Mumbai, Oct 10 (IANS) Increased inflows of foreign funds and rise in value of gold reserves added $827.4 million to India’s foreign exchange (Forex) kitty, experts said on Saturday.

Overall, the Forex reserves stood at $350.80 billion for the week ended October 2.

“The Reserve Bank of India (RBI) decision to allow greater access to foreign funds to invest in government backed bonds was one of the reason for the rise in the Forex reserves,” Hiren Sharma, senior vice president, currency advisory at Anand Rathi Financial Services told IANS.

On September 29, the RBI had said that it intended to provide a more predictable regime for investment by foreign funds and decided to raise their exposure limits in phases in central government securities to 5 percent of the outstanding stock by March 2018.

In another key decision, the central bank had set a separate limit for investment by such funds in state development loans, which are to be increased in phases to reach 2 percent of the outstanding stock by March 2018.

The RBI’s decision is expected to usher in around $2.5 billion by this fiscal end.

In the same week, the Supreme Court’s verdict in favour of Mauritius-based foreign fund Castleton Investment restored confidence of foreign portfolio investors (FPIs) in Indian tax regime.

The verdict shed more clarity over the applicability of minimum alternate tax (MAT) on FPIs. This smoothen nerves of anxious foreign investors.

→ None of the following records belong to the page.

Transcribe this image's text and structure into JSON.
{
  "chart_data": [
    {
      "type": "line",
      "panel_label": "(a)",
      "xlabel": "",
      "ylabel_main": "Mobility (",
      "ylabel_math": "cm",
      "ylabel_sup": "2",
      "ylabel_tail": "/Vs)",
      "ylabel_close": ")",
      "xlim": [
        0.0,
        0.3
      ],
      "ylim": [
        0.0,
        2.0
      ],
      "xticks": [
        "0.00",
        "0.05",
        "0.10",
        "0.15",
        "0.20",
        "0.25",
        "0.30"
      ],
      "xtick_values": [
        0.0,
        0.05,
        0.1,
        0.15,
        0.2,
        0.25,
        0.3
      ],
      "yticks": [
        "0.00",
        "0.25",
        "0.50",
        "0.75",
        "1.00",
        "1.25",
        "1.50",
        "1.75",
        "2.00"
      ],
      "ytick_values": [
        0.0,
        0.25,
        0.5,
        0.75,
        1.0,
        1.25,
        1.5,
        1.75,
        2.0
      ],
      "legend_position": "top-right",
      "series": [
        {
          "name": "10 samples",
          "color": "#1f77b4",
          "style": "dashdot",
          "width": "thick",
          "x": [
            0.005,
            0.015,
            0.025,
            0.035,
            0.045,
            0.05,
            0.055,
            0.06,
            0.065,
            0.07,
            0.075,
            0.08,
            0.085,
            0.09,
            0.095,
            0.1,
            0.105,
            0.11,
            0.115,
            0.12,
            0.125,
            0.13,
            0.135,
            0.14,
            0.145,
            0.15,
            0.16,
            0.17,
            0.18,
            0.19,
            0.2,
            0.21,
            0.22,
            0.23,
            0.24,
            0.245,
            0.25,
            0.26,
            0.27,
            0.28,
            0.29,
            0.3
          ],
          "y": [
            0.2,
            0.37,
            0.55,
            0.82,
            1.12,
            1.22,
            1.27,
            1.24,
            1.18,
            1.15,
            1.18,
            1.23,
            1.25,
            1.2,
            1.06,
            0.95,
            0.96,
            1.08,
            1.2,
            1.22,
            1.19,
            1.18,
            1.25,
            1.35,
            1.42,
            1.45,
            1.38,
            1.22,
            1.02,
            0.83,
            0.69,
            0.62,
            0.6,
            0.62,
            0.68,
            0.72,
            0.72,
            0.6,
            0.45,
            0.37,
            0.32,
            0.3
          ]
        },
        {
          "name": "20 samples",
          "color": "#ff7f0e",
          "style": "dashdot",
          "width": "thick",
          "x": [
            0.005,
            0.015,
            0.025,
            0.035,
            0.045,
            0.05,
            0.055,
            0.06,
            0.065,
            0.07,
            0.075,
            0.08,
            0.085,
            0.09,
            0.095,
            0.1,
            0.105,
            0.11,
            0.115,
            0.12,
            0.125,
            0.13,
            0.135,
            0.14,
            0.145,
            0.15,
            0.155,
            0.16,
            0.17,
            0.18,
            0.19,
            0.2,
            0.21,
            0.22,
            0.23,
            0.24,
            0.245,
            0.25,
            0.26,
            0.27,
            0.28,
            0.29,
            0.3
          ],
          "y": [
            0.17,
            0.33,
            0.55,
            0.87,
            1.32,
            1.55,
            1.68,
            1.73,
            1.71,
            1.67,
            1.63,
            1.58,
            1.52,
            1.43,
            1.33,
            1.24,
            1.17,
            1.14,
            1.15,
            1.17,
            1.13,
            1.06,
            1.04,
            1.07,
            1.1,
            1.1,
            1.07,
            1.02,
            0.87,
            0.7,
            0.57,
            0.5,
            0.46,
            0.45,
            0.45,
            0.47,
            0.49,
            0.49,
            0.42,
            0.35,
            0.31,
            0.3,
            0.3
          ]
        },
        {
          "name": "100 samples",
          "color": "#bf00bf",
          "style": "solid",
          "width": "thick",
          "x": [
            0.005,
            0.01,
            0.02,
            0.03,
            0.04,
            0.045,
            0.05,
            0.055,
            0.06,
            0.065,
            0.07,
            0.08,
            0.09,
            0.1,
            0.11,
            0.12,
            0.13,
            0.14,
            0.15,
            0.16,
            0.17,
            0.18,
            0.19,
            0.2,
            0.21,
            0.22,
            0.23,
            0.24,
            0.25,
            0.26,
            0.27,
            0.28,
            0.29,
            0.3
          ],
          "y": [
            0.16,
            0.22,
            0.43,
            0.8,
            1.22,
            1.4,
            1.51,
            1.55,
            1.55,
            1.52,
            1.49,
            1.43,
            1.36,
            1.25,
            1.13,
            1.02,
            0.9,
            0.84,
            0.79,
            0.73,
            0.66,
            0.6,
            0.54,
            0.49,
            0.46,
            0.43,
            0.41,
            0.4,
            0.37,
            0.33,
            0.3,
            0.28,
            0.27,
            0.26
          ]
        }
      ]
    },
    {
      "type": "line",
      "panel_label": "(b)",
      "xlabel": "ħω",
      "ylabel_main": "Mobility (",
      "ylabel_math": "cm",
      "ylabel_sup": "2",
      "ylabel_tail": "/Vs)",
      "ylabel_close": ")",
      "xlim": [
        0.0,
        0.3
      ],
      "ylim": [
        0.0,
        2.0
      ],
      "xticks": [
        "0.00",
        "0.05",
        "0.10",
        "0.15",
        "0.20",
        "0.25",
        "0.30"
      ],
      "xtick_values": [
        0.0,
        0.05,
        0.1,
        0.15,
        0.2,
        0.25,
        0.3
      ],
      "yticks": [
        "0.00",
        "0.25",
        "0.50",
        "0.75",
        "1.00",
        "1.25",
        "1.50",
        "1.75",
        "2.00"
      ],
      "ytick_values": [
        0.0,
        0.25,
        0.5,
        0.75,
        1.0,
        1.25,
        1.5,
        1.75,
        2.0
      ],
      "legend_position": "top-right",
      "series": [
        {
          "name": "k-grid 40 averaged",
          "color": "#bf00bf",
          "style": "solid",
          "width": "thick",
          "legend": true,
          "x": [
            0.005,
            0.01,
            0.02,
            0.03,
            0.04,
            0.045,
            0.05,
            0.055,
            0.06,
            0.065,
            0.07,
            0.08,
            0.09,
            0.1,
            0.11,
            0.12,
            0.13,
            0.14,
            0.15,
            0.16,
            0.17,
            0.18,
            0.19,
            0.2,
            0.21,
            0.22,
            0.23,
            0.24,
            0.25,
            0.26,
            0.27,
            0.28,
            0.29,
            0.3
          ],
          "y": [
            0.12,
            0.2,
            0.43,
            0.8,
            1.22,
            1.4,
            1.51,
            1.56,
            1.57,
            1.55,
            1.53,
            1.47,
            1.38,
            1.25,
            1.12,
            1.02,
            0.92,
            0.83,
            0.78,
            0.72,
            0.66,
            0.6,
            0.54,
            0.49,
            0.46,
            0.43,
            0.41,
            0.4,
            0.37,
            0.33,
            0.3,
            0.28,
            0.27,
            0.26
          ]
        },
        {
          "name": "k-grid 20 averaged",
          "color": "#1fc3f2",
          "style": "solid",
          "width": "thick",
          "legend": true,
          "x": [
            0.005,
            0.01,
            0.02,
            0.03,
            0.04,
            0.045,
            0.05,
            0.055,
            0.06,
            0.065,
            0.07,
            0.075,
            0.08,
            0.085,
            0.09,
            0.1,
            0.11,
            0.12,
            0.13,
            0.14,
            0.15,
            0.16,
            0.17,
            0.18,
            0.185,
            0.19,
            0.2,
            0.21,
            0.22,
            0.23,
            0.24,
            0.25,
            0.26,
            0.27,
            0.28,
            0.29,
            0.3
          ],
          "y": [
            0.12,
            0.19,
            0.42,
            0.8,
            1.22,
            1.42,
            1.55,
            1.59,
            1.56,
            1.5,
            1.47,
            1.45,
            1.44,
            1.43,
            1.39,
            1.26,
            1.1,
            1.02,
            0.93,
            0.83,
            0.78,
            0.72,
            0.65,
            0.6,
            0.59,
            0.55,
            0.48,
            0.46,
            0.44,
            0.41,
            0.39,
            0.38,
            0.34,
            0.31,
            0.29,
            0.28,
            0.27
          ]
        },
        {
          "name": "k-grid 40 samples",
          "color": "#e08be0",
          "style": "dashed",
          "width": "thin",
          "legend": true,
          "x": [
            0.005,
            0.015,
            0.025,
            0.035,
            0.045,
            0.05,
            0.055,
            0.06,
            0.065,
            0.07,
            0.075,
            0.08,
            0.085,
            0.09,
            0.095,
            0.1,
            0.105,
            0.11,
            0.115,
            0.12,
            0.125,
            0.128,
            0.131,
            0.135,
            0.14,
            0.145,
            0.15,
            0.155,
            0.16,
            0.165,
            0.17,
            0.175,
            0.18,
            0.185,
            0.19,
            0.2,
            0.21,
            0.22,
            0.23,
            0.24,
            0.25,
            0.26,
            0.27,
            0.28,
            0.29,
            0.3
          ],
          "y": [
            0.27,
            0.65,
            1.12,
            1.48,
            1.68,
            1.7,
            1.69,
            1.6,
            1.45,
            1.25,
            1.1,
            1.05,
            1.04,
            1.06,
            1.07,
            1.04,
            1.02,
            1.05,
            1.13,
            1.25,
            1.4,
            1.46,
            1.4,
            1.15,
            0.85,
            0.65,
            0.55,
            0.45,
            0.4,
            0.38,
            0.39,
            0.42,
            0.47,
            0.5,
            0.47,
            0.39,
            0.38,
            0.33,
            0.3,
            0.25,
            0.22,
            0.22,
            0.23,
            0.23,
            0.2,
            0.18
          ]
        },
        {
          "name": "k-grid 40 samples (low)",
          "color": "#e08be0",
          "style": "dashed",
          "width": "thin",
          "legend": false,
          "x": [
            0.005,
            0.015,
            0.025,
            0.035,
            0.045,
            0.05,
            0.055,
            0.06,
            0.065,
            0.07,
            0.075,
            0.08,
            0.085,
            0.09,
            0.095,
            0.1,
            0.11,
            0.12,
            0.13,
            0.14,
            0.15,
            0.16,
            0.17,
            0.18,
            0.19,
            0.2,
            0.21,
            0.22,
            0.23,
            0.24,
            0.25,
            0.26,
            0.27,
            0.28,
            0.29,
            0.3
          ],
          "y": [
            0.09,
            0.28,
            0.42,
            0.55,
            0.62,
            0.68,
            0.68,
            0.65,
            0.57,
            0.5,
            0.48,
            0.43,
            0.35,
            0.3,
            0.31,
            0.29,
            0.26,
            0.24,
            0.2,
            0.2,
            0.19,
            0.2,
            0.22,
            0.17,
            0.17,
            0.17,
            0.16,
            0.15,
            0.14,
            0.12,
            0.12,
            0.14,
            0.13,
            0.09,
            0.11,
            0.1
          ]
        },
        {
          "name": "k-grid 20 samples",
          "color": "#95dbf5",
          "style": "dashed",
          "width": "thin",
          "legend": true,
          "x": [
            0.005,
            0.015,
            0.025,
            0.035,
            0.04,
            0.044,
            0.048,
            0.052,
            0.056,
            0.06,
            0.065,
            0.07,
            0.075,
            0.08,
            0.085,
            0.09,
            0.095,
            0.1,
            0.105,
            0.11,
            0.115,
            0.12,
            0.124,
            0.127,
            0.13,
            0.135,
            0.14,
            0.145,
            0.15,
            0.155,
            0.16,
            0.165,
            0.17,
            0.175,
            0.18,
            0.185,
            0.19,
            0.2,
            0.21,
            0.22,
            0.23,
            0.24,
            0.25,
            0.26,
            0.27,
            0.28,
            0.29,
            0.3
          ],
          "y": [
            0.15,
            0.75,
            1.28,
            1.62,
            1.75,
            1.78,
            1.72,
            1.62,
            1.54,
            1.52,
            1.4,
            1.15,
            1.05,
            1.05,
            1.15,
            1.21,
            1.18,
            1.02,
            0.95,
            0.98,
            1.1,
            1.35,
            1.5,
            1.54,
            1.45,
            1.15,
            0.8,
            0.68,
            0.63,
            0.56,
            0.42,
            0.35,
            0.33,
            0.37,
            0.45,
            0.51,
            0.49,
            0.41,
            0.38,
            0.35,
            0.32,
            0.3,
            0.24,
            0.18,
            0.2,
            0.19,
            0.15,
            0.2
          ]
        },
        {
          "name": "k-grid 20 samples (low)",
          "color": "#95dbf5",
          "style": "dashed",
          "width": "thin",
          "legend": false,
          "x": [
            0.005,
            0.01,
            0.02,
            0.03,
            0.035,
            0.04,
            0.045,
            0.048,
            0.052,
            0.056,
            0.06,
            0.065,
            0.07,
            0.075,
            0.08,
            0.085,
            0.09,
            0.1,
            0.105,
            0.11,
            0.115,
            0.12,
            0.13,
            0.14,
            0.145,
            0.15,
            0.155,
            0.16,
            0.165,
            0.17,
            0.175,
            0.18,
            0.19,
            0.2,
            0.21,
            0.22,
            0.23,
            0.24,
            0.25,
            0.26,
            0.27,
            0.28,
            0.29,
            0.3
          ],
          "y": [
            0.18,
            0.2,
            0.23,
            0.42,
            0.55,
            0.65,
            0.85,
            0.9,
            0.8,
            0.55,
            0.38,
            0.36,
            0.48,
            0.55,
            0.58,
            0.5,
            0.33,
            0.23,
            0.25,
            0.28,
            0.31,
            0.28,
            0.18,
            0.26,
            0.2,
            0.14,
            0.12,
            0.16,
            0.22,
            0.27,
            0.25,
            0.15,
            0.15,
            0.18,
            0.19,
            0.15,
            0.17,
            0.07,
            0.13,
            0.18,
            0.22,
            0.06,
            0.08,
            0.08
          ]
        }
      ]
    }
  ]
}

Previously, the reserves had declined by $2.04 billion to $349.97 billion in the week ended September 25.

Furthermore, the data furnished by the RBI in its weekly statistical supplement showed that the foreign currency assets (FCAs) had gained by $717.6 million to $327.29 billion in the week under review.

The FCA constitutes the largest component of India’s forex reserves. It consists of US dollars, major non-dollar currencies, securities and bonds bought abroad.

Another currency analysts said that the in week under review there was a subsequent weakness in the US dollar against major currencies.

The Indian reserves consist of nearly 20-25 percent of the non-dollar currencies. The individual movements of these currencies against the dollar impacts the overall reserve value.

“The FCA expressed in US dollar terms includes the effect of appreciation or depreciation of non-US currencies such as the pound sterling, euro and yen held in reserve,” the RBI said in its statistical supplement.

During the week under review, the country’s gold reserves rose by $116.5 million to $18.15 billion. The country’s gold reserves had depleted by $214.8 million to $18.03 billion during the week ended September 4.

The special drawing rights (SDRs) in the week under review were lower by $1.7 million at $4.04 billion.

The country’s reserve position with the International Monetary Fund (IMF) also edged down by $5.00 million to $1.31 billion.